South Hall. Supposedly, Walt Disney used this building as inspiration for the set of Mary Poppins. Oldest building on campus (1873), and the only standing building from the original campus. North Hall burned down.
Wheeler Hall. I had SO many classes and lectures in here.
Sather Gate!!! I have touched the top, courtesy of the Rally Committee and a scissor lift (we hung lights on it for Big Game Week).
Telegraph Avenue. Yes, the infamous Telegraph Avenue.
On Saturday mid-day, we quickly hopped over to the Cheeseboard. The Cheeseboard is a cheese coop, owned and run by employees.
They sell pizza by the slice-- one type of pizza, vegetarian, but made with amazing ingredients. Saturday's pizza featured yukon potatoes and gruyere.
Though we didn't buy any cheese (tear!- there were possible refrigeration issues with getting it home, and we had a wedding to get to), here's what their cheese selection board looks like. AMAZING.
The reception was a FAR distance from the ceremony, so B and I decided to take the opportunity to take the little bit longer (but not much) route of going over the Golden Gate Bridge and then the San Rafael Bridge. We weren't the last to arrive at the reception, and everyone was still taking photos, so no harm done.
The size of the Golden Gate is always pretty astounding.
On Sunday morning, we quickly headed over to the Berkeley Bowl. It's a HUGE grocery store.
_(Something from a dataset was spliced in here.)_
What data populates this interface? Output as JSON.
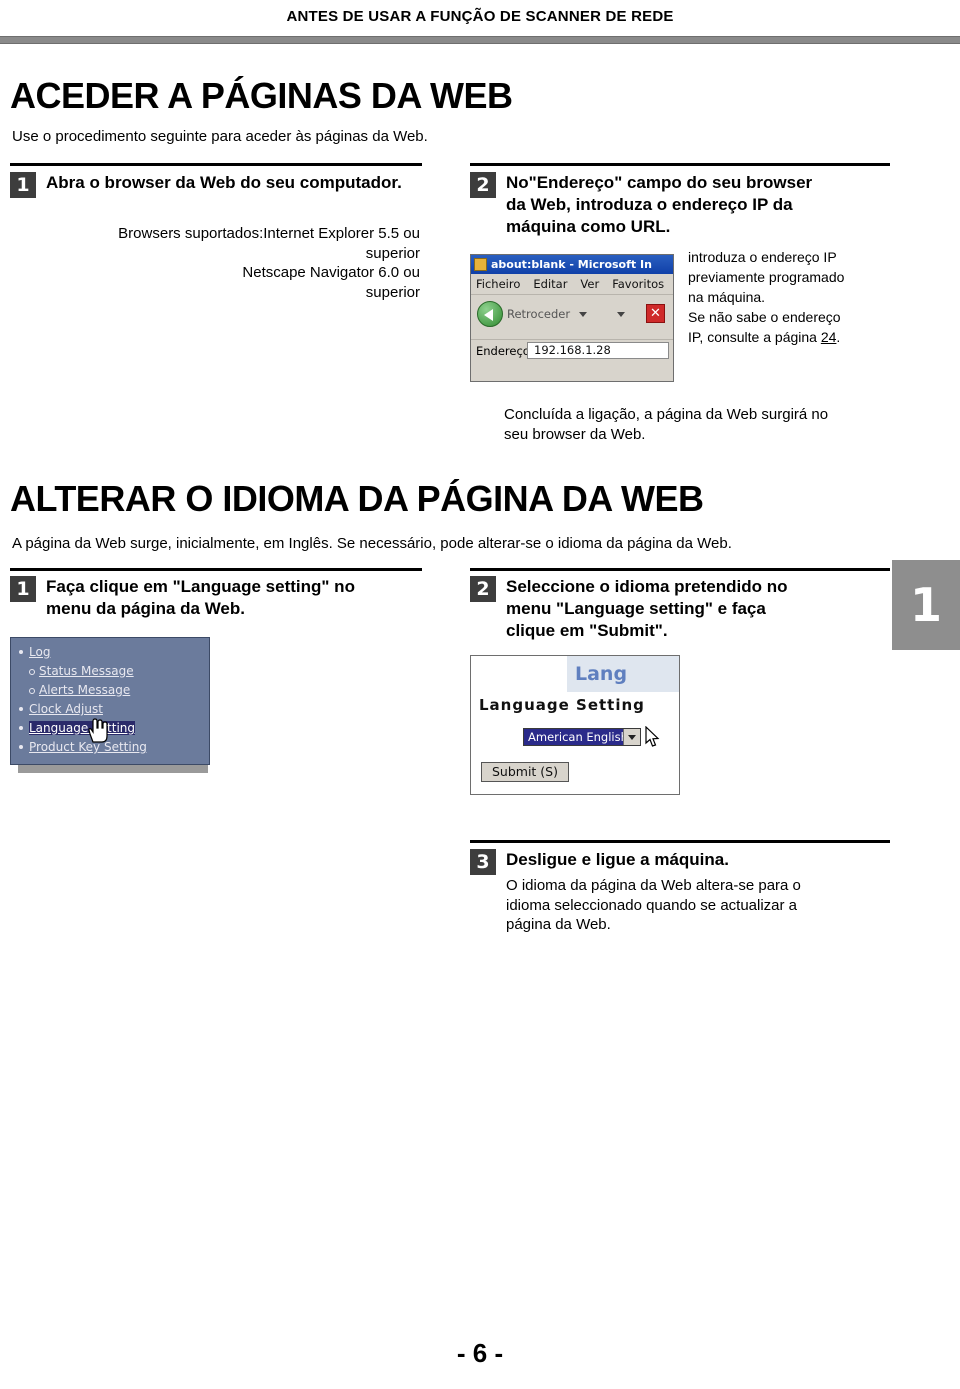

What most places have in total size, the Bowl has in JUST their produce department.
Here's a picture in one direction (and note, the section continues on either side past the edges of this shot)...
And turning around to the other direction....
I should add their prices are stellar too!
But, I went to the Bowl for this section: EXOTIC FRUITS. I walked away with a sack of guavas, a bag of rambutans, three passion fruits, and one monstera deliciousa. I had hoped to find mangosteens and leechis, but nope. SIGH. My quest for a mangosteen is ongoing.
Finally, we head up the I-5 to home. It was a long, 9.5-hour drive, but we did stop in Redding, home to the furthest-north In-N-Out. B got a plain cheeseburger, but I got mine animal-style (sauce and sauteed onions). OH MY GOSH. SO fresh. So delicious. Everything is freshly cut, freshly made, and freshly grilled. There is no comparison. B commented that it was the simplest restaurant menu. Burgers. Shakes. Sodas. Fries. That's it. Of course, there are secret ordering codes, so you can have your burger or shake or fries done a certain way. I often also order a neopolitan shake, but not this time.
But, I did order my fries animal style too for the first time. QUITE delicious.
On the way home, we drove by Black Butte, a plug dome created the same time as Shasta. If not for Shasta, Black Butte would have been much more dramatic. As it is though, it kind of looks like your stereotypical cartoon volcano, unerupted.
On the way home, we saw some pretty virga that resulted in a small rainbow. It's almost in the middle of the picture, just above the hills.
And finally, we were in Oregon. But, sadly, another 3.5-4 hours to go.
It was a great trip, but FAST. Still, it was nice to get away. We hadn't done that for a long while.